When the spectrum is corrected according to the computed damping ratio, the user-defined response spectrum is generated for a damping ratio 0.05 (5%).

• When the data for earthquake analysis is defined according to AzDTN 2.3-1 2010 with amendments of Jan 01, 2014 (Azerbaijan - module 50), it is now possible to define the coefficient of nonlinear deformation of soil Kq.

In LIRA-CAD module version 2024, it is possible to create the documentation view "Pile arrangement". In this view, all piles in the building are shown with sign notation. Optionally, each pile can be labelled with its pile number and the elevation of the pile head. 

Based on the provided data, a table with "List of piles" can be created for the drawing with "Pile arrangement". This table will contain brief but necessary information about the piles, including the following parameters:

• Number of piles of standard type;

• Symbols (sign notation) on the drawing;

• Length of piles;

• Elevation of the pile head.

This table will be a useful tool to organize the data regarding the piles available for the project.

• In the "Truss parameters" dialog box, there is a new way of dividing the bottom and top chord of the truss taking into account the location of the web. There is also a new parameter: "STC function". This parameter allows you to display the functional purpose of the truss element when the truss is exploded. It will also be displayed in the steel table.

• In the "Retaining wall" element, a new type of alignment for the analytical model (Left) is added. Also the "Arbitrary snap" option is added to the "Level snap" parameter.

• Fixed bug: the stairs did not reach the wall horizontally.

• Fixed bug: in selecting "Other" elements when using the "Select Up" command.

• Improved "Cancel" tool: fixed bug when properties are assigned to objects.

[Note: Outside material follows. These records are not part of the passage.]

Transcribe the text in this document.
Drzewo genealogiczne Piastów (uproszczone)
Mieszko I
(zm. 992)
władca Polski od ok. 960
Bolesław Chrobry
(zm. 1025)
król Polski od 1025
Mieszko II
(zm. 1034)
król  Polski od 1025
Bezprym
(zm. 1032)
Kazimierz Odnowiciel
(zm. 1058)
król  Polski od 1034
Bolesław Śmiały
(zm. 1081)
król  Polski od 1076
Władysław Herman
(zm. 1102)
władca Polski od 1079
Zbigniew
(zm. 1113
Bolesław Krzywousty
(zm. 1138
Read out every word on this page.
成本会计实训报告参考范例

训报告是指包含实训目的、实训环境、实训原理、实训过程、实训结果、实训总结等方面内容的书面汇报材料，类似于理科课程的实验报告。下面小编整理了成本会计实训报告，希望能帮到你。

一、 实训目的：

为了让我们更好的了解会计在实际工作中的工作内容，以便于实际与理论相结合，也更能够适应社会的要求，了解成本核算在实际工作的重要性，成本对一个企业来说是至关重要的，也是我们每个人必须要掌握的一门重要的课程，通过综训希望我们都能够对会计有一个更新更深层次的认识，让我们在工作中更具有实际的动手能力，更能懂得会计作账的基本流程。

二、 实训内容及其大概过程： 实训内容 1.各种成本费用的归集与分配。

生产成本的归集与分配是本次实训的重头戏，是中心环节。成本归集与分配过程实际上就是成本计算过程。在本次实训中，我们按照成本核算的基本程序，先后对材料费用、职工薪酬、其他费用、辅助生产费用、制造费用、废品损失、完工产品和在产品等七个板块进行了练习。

• The "Design options" dialog box is enhanced. If several design options with completely identical input data are specified in the dialog box, the program will check and display a warning about it.

• Enhanced algorithm for assigning more than one type of pilot reinforcement (PR) to columns.

• Modified and improved algorithms for finding intersections of objects:

• Corrected function: determining the interposition for a rib of a beam side surface and a rectangle of column surface. In some cases, unnecessary intersections were created.

• In the functions of intersection between real volumes, the search parameter assigned to elements is used. Until now, in some cases it was taken from the settings for the meshed model and the setting assigned to elements was ignored.

• Fixed for plates. The "Real volumes" worked only if they were assigned to both elements, otherwise the simplified method "By axial lines and volumes" was applied. Now if a "Real volumes" intersection option is defined for either of the two elements, this option will be applied.

• Corrected algorithm for intersection of surfaces. Fixed bug: creation of unnecessary PRBs. So, in some cases it was not possible to transfer the model to LIRA-FEM.

• Fixed bug: visual isolation of Shafts in the analytical presentation of the model. When activating the "Current storey" command, the shafts were displayed on all storeys.

• New option to define the input data for the dynamics module (32) of SNRA 20.04-2020, Republic of Armenia.

• Optimised process of load application to the object: fixed bug when the concentrated load applied to the column was not applied to the object in the meshed model.

• L and R search parameters are added for wall, column, beam and slab objects with the "Load" interpretation.

• Enhanced mode for visualisation of the current storey for space loads in the physical and analytical presentation of the model.

• Fixed bug: incorrect designation for direction of the "Soil pressure" in the architectural and meshed models.

• Clarified option to transfer the uniformly distributed loads on bars when the "By whole finite element" option is selected.

• Added option: to define multiple special loads for elements rather than one as in previous releases of the program.

• Enhanced algorithm for distribution of dead weight of elements to different load cases. Unlike previous versions, when the load from dead weight could only be placed into a duplicate dead weight load case, it is now possible to place the load from dead weight into any load case.

• In the "Create new meshed model" dialog box, there is a new command that allows you to customize parameters of a new meshed model. The previously specified data may be saved.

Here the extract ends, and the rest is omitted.